After doing ride share for 5 months now, I finally received my 1st one star rating. I have no idea why since I can't recall any bad rides or confrontational rides. I have received a couple of 4 stars but mostly get 5 star ratings. Oh well, I guess I can wear my 4.99 rating with pride....


----------



## elelegido (Sep 24, 2014)




----------



## FLKeys (Dec 27, 2018)

StrikeToWin said:


> After doing ride share for 5 months now, I finally received my 1st one star rating. I have no idea why since I can't recall any bad rides or confrontational rides. I have received a couple of 4 stars but mostly get 5 star ratings. Oh well, I guess I can wear my 4.99 rating with pride....


Look back through your ride details and see who got refunded by Uber. Or some one was confused and rated 1 instead of 5.

You will be a real Uber Driver when you get that elusive 2 ⭐


----------



## StrikeToWin (Aug 31, 2021)

FLKeys said:


> You will be a real Uber Driver when you get that elusive 2 ⭐


I actually got a 3 this weekend for some reason so now all I need is the 2.....


----------



## TulsaUberDriver (11 mo ago)

StrikeToWin said:


> I actually got a 3 this weekend for some reason so now all I need is the 2.....


Like hitting for the cycle in a baseball game.


----------



## Disgusted Driver (Jan 9, 2015)

2's are really hard! I don't have any now but at one point I had 3, 2 star ratings. It tells me I really suck but I'm not the worst they've seen! Bottom line, if you don't have any 1's you aren't trying hard enough.
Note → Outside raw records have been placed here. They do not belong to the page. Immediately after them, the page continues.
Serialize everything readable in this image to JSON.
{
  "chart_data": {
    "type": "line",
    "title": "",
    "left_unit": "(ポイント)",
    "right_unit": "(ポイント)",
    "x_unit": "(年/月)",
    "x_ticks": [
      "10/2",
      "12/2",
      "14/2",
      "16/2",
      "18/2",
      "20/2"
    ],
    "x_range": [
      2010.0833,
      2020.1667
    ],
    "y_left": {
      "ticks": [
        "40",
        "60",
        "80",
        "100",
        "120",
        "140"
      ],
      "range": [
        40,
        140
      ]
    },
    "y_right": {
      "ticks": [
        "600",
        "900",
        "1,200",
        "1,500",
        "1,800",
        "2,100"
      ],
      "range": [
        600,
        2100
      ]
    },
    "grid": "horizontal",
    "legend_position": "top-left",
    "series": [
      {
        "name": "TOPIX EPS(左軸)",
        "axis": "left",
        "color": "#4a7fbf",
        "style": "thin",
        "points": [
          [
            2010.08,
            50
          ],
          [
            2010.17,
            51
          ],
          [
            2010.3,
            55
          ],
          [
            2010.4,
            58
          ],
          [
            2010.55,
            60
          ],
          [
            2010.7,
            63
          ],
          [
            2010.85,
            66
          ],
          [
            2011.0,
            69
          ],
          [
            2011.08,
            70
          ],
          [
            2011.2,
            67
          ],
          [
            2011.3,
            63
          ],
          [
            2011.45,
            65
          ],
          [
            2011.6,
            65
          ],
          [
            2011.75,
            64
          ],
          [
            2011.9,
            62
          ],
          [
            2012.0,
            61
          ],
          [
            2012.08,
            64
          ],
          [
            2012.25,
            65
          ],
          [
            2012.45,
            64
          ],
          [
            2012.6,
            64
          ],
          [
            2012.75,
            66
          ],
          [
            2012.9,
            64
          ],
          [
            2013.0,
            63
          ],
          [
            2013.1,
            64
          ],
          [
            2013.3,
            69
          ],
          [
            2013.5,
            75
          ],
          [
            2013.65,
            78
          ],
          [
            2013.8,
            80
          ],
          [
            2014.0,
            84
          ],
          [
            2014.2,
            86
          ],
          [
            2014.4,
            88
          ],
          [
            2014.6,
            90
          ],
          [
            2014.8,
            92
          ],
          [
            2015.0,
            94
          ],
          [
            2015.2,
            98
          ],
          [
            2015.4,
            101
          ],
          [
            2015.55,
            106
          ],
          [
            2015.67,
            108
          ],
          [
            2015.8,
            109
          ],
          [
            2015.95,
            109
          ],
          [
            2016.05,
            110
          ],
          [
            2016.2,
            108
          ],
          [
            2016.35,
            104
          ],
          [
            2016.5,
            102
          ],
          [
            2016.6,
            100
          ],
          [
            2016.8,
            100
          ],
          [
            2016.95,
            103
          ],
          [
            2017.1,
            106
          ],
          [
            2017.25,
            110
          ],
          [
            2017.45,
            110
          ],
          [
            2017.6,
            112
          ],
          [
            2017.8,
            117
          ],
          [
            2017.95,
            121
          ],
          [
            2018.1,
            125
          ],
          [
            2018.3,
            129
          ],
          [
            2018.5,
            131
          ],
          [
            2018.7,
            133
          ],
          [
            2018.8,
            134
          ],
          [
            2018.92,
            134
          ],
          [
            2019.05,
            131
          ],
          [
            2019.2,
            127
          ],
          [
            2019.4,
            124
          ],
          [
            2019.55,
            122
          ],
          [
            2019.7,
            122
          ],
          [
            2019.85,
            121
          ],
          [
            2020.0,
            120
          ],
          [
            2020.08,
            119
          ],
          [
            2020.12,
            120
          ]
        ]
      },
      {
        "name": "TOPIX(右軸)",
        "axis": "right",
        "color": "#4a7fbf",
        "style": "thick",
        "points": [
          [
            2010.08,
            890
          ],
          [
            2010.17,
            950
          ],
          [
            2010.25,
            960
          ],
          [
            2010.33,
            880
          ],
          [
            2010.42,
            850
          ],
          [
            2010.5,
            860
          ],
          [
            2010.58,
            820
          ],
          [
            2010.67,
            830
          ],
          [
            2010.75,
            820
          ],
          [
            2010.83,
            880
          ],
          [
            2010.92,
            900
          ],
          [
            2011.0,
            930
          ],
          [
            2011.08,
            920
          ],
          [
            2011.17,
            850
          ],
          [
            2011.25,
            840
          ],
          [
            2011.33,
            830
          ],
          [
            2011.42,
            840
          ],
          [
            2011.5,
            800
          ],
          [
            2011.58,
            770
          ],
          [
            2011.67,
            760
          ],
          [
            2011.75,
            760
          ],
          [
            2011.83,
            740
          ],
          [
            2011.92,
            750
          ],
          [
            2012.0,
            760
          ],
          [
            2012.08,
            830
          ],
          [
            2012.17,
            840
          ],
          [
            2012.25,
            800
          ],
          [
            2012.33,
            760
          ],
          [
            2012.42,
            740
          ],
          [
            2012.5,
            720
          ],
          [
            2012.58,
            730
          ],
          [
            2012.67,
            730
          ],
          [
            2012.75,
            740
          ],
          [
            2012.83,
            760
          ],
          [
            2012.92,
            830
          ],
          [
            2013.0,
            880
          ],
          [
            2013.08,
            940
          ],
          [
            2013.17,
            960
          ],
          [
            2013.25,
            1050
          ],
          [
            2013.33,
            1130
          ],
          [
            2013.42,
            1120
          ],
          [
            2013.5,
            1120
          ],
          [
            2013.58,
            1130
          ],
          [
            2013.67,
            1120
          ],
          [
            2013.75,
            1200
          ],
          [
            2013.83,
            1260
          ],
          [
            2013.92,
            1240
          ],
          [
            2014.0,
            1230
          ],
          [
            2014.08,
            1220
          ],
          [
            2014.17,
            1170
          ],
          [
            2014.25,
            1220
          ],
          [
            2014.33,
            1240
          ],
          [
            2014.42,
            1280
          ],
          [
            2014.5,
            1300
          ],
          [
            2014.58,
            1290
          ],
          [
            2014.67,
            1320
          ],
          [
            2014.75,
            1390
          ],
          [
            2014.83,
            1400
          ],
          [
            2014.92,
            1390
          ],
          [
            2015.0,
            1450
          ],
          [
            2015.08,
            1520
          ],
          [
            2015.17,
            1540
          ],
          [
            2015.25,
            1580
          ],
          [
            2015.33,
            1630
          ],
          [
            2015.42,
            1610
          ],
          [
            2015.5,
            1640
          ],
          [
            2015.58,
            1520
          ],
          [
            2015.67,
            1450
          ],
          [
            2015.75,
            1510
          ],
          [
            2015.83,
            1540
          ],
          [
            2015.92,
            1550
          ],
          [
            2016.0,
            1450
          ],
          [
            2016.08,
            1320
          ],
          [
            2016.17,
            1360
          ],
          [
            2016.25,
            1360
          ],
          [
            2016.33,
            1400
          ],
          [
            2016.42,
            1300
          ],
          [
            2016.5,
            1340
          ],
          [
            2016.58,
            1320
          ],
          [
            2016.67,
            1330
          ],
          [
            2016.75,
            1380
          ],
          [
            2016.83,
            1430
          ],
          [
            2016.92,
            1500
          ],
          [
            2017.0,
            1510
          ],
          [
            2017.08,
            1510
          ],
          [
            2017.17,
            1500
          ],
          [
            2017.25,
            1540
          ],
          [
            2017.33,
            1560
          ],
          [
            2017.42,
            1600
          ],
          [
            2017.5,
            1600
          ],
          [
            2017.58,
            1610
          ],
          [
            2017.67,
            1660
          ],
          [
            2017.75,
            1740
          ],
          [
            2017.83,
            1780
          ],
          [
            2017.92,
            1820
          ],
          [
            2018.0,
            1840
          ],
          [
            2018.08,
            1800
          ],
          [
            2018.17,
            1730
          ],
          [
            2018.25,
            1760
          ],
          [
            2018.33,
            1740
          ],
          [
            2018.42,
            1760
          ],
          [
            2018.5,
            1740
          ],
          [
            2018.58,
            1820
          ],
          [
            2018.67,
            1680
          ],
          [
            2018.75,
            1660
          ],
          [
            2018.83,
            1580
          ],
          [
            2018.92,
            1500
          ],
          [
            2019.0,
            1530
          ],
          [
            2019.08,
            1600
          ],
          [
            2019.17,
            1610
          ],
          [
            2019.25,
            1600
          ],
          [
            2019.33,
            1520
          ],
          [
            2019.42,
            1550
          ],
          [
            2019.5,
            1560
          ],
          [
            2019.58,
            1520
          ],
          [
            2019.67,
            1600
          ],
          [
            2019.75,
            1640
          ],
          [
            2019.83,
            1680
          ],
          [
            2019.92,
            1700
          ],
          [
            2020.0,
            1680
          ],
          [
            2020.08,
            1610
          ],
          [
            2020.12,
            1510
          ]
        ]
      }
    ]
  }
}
My one's come from people who think I should donate my time at drive thru's for their benefit.


----------



## ubercrashdummy (Mar 5, 2015)

For those times the customer thought you were a total piece of crap but then remembered one redeeming quality about you.


----------



## elelegido (Sep 24, 2014)

Disgusted Driver said:


> My one's come from people who think I should donate my time at drive thru's for their benefit.


You're just not a community player.


----------